I found myself staring at the kid in amusement. He really was very childlike, though a social genius apparently. I had to wonder whether he had planned the response to his antics. My hackles were down and Zoro had sheathed his sword and started grumbling to himself.

I shot him a sympathetic look and he returned with a glare.

Nami and Usopp were both holding their heads in their hands, whether in amusement, frustration or a bit of both I couldn't tell. And Sanji was...

Kicking Luffy in the face.

Of course what else would he be doing?

I took the moment for what it was. A chance to offer an explanation and not get stabbed.

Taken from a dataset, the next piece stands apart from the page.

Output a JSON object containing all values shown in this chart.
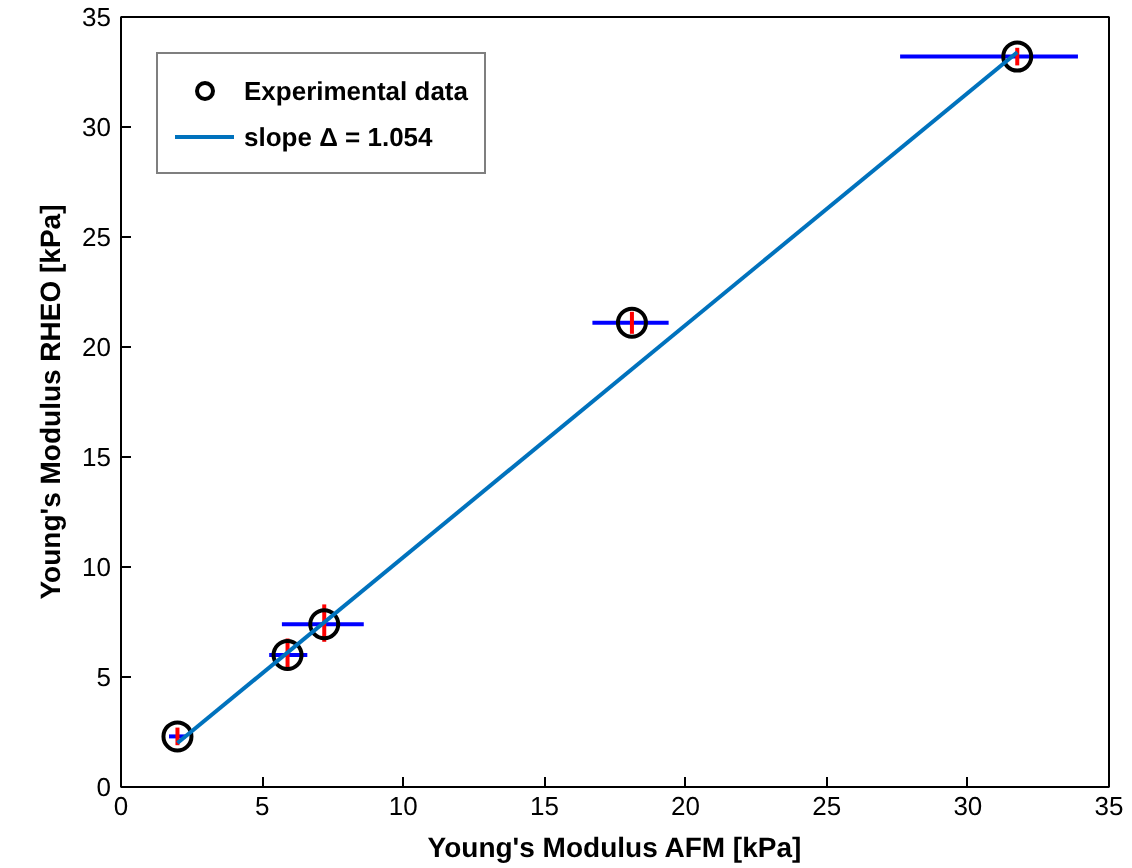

Of course I didn't really have an explanation. I opened my mouth to say, well, anything really, and was promptly cut off.

"How the hell did you get on our ship?" Zoro asked.

I stared back at the green haired man. I had to admit that I found him a little intimidating. I'd seen him fight, new what he was capable of and was fairly certain if I did end up in a fight with him I'd come out as mincemeat. Of course that just meant I was more likely to goad him into a fight.

Thank you survival instincts. You really know how to do your job.

"Fucked if I know. I got completely trashed last night and I can't remember Shit."

...

Silence.

Utter silence for about three seconds.

~do you like piña coladas~

I promptly ran to the railing of the going merry and leaned over the sea.

Dear god. Who changed my message tone to that?